Things They Don't Tell You: Volume 2

I’ve mentioned before, that there are, indeed, many things people don’t tell you when you have a child. Something I never heard much about prior to childbirth was the nature of your child to gravitate to any and everything you find annoying. By annoying, I mean worse than nails on the chalkboard; let’s say I’m going to down an entire bottle of ibuprofen with a gallon of Vodka if you don’t cut that shit out. NOWSTOPITASSHOLE!

One of those types of things for me is Barney. I cannot stand that stupid, purple fucker. I can’t hear his voice. I can’t look at him. He is Satan in this household. I used to be one of those moms who swore their kid wouldn’t watch TV. Then, I realized I needed to do things like shower and make dinner so that went out the window. Once we began embracing the TV, I was very careful to select educational programming. Sesame Street is welcome with open arms as is pretty much any PBS program. Barney may actually be educational; I don’t know as I’ve never seen it. I CANNOT GET PAST THE PURPLE SUIT AND THAT VOICE! So, I just decided that Barney would not exist in our household. If we didn’t talk about him or turn him on, Bird just wouldn’t know. Right.

The first time Bird saw Barney, she had climbed the stairs to our bedroom and turned on the TV. I knew where she was, and what she was doing. But, I did not know what was on! After a mere two minutes, I went to check on her and low and behold she was absolutely glued to the damn TV. She was completely mesmerized by that rotten SOB. No! No! No! You would have thought she’d found the Playboy Channel or something. I was completely devastated.

For the next couple weeks, she asked for that show. I pretended like I didn’t know what she was talking about and eventually she stopped asking. I know, I’m a terrible person, but I had to draw the line somewhere. I figure now, before she goes to school, is the only time I’ll be able to control this. Once she goes to school, it’s over. It’ll be the newest Hannah Montana or Justin Bieber all the time. Then I’ll really want to cut myself.

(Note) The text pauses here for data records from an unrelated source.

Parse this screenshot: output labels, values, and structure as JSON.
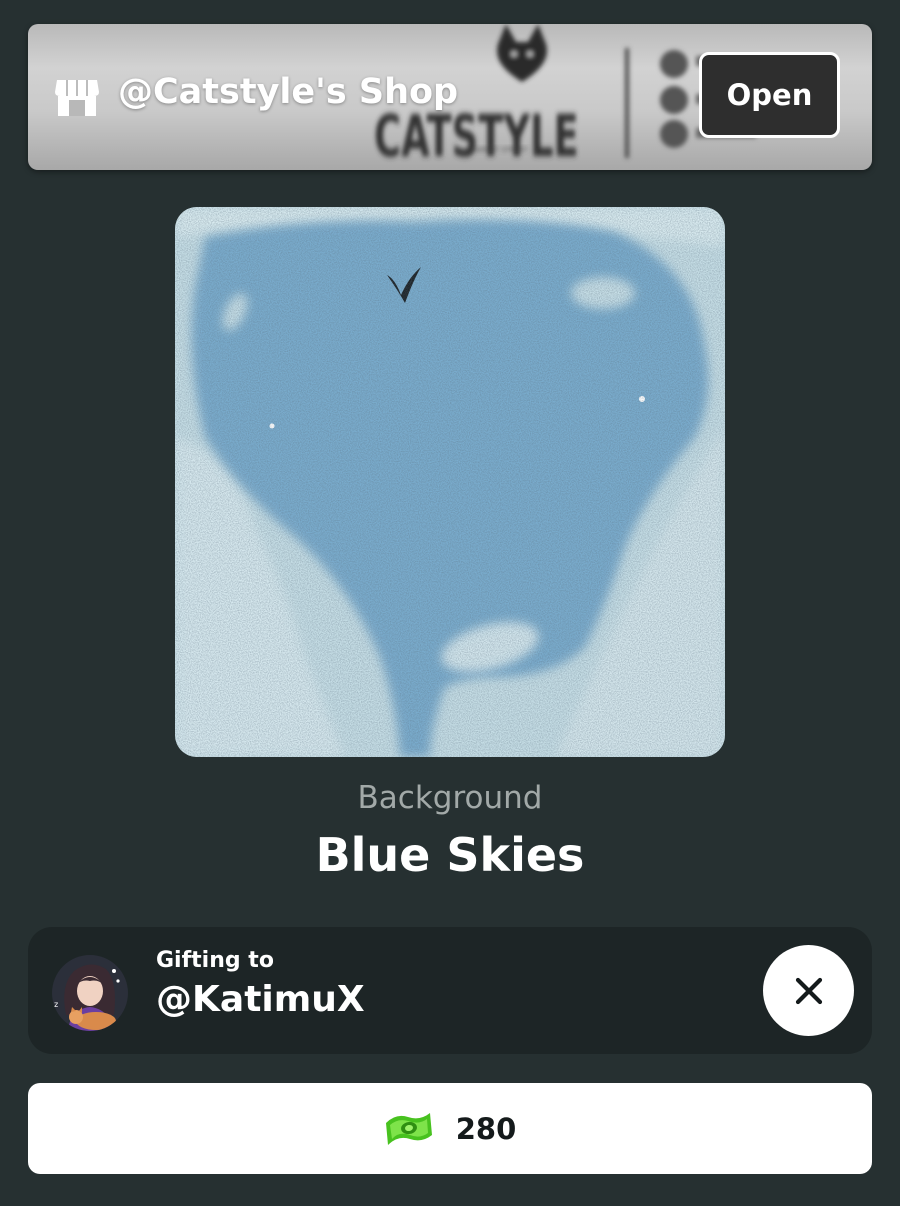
{
  "shop": {
    "title": "@Catstyle's Shop",
    "open_label": "Open",
    "banner_logo_text": "CATSTYLE"
  },
  "item": {
    "category": "Background",
    "name": "Blue Skies"
  },
  "gift": {
    "label": "Gifting to",
    "recipient": "@KatimuX"
  },
  "purchase": {
    "price": "280"
  },
  "colors": {
    "background": "#263031",
    "panel": "#1d2526",
    "sky": "#7aaccd",
    "cloud": "#c6dee6",
    "currency_green": "#48c21f"
  },
  "icons": {
    "shop": "storefront-icon",
    "close": "close-icon",
    "currency": "cash-icon"
  }
}
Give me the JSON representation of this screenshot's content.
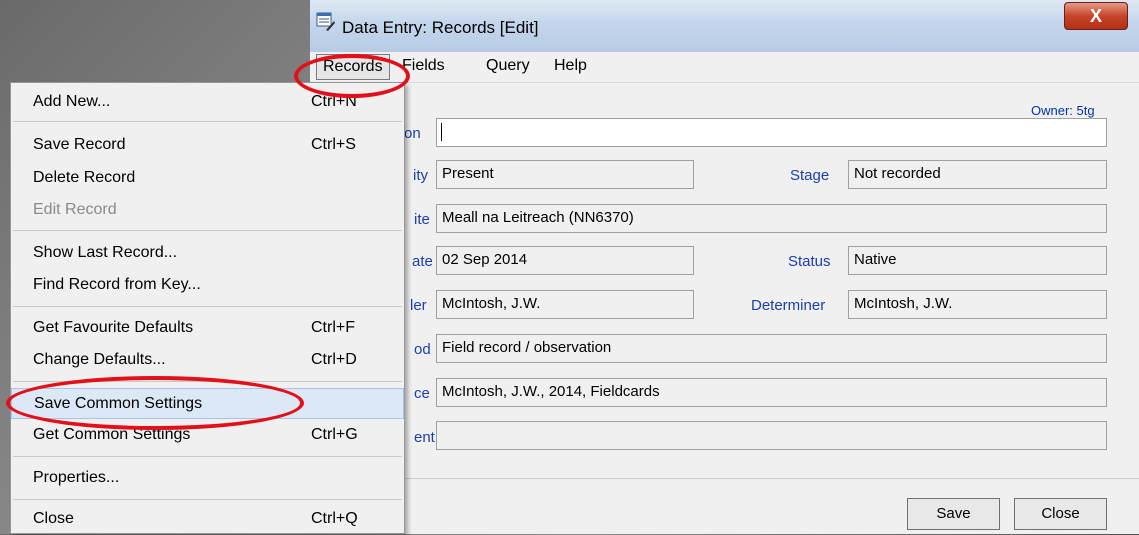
{
  "window": {
    "title": "Data Entry: Records [Edit]",
    "close_glyph": "X",
    "owner_label": "Owner: 5tg"
  },
  "menubar": {
    "items": [
      {
        "label": "Records"
      },
      {
        "label": "Fields"
      },
      {
        "label": "Query"
      },
      {
        "label": "Help"
      }
    ]
  },
  "dropdown": {
    "items": [
      {
        "label": "Add New...",
        "shortcut": "Ctrl+N"
      },
      {
        "label": "Save Record",
        "shortcut": "Ctrl+S"
      },
      {
        "label": "Delete Record",
        "shortcut": ""
      },
      {
        "label": "Edit Record",
        "shortcut": "",
        "disabled": true
      },
      {
        "label": "Show Last Record...",
        "shortcut": ""
      },
      {
        "label": "Find Record from Key...",
        "shortcut": ""
      },
      {
        "label": "Get Favourite Defaults",
        "shortcut": "Ctrl+F"
      },
      {
        "label": "Change Defaults...",
        "shortcut": "Ctrl+D"
      },
      {
        "label": "Save Common Settings",
        "shortcut": "",
        "highlighted": true
      },
      {
        "label": "Get Common Settings",
        "shortcut": "Ctrl+G"
      },
      {
        "label": "Properties...",
        "shortcut": ""
      },
      {
        "label": "Close",
        "shortcut": "Ctrl+Q"
      }
    ]
  },
  "form": {
    "labels": {
      "taxon_fragment": "on",
      "quantity_fragment": "ity",
      "stage": "Stage",
      "site_fragment": "ite",
      "date_fragment": "ate",
      "status": "Status",
      "recorder_fragment": "ler",
      "determiner": "Determiner",
      "method_fragment": "od",
      "source_fragment": "ce",
      "comment_fragment": "ent"
    },
    "values": {
      "taxon": "",
      "quantity": "Present",
      "stage": "Not recorded",
      "site": "Meall na Leitreach  (NN6370)",
      "date": "02 Sep 2014",
      "status": "Native",
      "recorder": "McIntosh, J.W.",
      "determiner": "McIntosh, J.W.",
      "method": "Field record / observation",
      "source": "McIntosh, J.W., 2014, Fieldcards",
      "comment": ""
    }
  },
  "buttons": {
    "save_label": "Save",
    "close_label": "Close"
  },
  "colors": {
    "annotation_ring": "#e3101a",
    "label_blue": "#1b3fae"
  }
}
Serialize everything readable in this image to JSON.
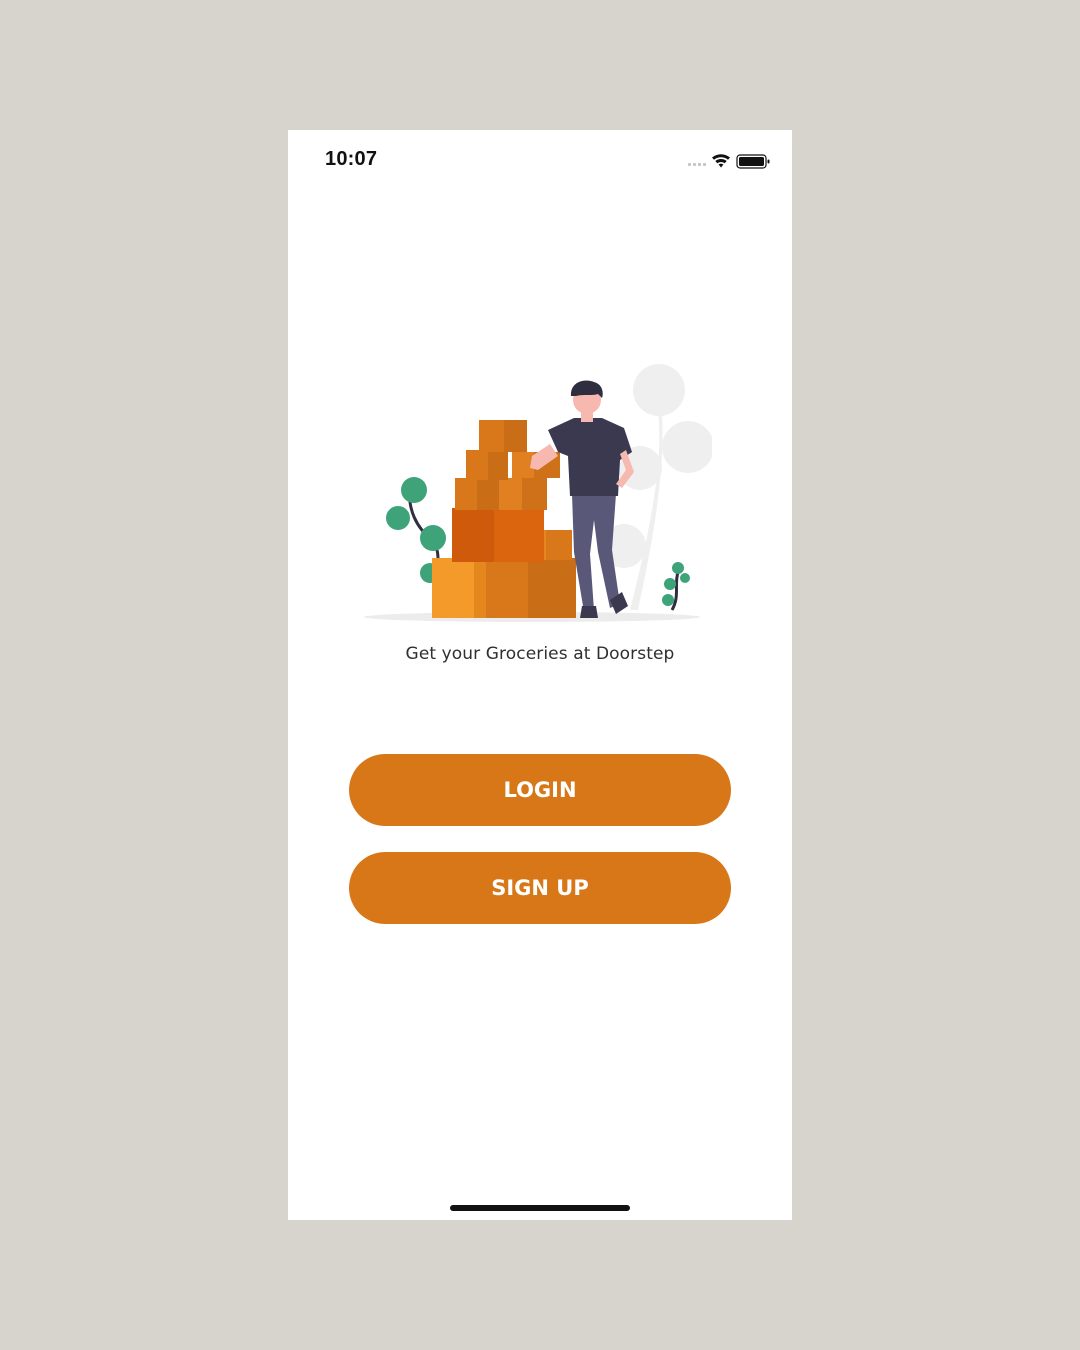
{
  "status_bar": {
    "time": "10:07",
    "icons": [
      "cellular-signal-icon",
      "wifi-icon",
      "battery-icon"
    ]
  },
  "hero": {
    "illustration": "delivery-man-with-boxes-illustration",
    "tagline": "Get your Groceries at Doorstep"
  },
  "actions": {
    "login_label": "LOGIN",
    "signup_label": "SIGN UP"
  },
  "colors": {
    "accent": "#d87718",
    "background": "#d7d3cd",
    "screen": "#ffffff"
  }
}
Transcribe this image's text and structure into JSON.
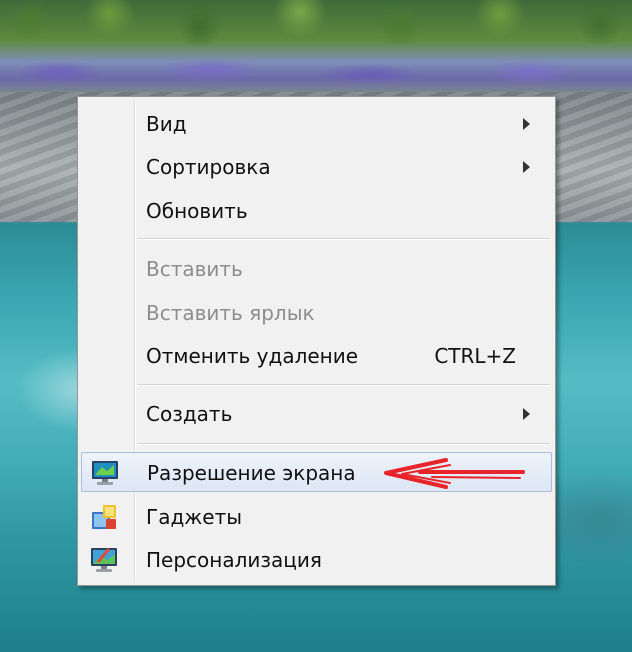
{
  "context_menu": {
    "items": [
      {
        "label": "Вид",
        "has_submenu": true
      },
      {
        "label": "Сортировка",
        "has_submenu": true
      },
      {
        "label": "Обновить"
      },
      {
        "label": "Вставить",
        "disabled": true
      },
      {
        "label": "Вставить ярлык",
        "disabled": true
      },
      {
        "label": "Отменить удаление",
        "shortcut": "CTRL+Z"
      },
      {
        "label": "Создать",
        "has_submenu": true
      },
      {
        "label": "Разрешение экрана",
        "icon": "monitor-icon",
        "highlighted": true
      },
      {
        "label": "Гаджеты",
        "icon": "gadgets-icon"
      },
      {
        "label": "Персонализация",
        "icon": "personalize-icon"
      }
    ]
  },
  "annotation": {
    "arrow_color": "#e8232a",
    "arrow_icon": "red-arrow-icon"
  },
  "colors": {
    "menu_bg": "#f1f1f1",
    "highlight_bg": "#dce6f4",
    "highlight_border": "#a9bedb",
    "disabled_text": "#8d8d8d"
  }
}
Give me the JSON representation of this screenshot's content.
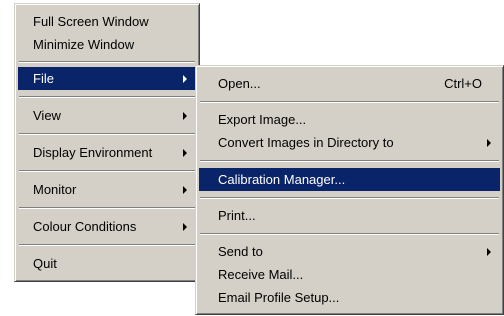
{
  "main_menu": {
    "items": [
      {
        "label": "Full Screen Window"
      },
      {
        "label": "Minimize Window"
      },
      {
        "label": "File"
      },
      {
        "label": "View"
      },
      {
        "label": "Display Environment"
      },
      {
        "label": "Monitor"
      },
      {
        "label": "Colour Conditions"
      },
      {
        "label": "Quit"
      }
    ]
  },
  "file_submenu": {
    "items": [
      {
        "label": "Open...",
        "shortcut": "Ctrl+O"
      },
      {
        "label": "Export Image..."
      },
      {
        "label": "Convert Images in Directory to"
      },
      {
        "label": "Calibration Manager..."
      },
      {
        "label": "Print..."
      },
      {
        "label": "Send to"
      },
      {
        "label": "Receive Mail..."
      },
      {
        "label": "Email Profile Setup..."
      }
    ]
  },
  "colors": {
    "menu_background": "#d4d0c8",
    "selection_background": "#0a246a",
    "selection_text": "#ffffff",
    "text": "#000000"
  }
}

So, Wednesday night, due to inclement weather (in summer for me, this equals anything over about 85 degrees with humidity-I do not like to perspire if I’m not trying to do so), we went to the library. I took Bird to her section and what did she find? You guessed it! A giant Barney storybook! That thing is brimming with all things purple and nauseating. I tried to distract her by showing her other books. It did not work. She was smitten. I even went so far as to tell her that if she got that one, since it was so big, she wouldn’t be able to get anything else. Her mind was made up.

Bread came along to find us when he was finished with his book selecting and immediately sensed my displeasure. He raised his eyebrows and I nodded toward the contraband. He took the same route I did by offering up a super-cool polar bear book. Alas, our stubborn child could not be deterred. Shit.

As we were checking out, I was still traumatized and shaking my head thinking about how life was ended as I’ve known it. Barney! No! No! No! I can’t! I will do all kinds of crazy shit. I swear. But this is terrible. I frowned, looked at Bread and, with a pout, I said, “I’m not reading that book to her.” He gave me is best sympathetic look and said, “Oh?” I said, “No way. I’m telling her it doesn’t have any words.”

1 comment:

  1. Haha. That is too funny. P.S. I love when you call your child an asshole. That makes me laugh out loud.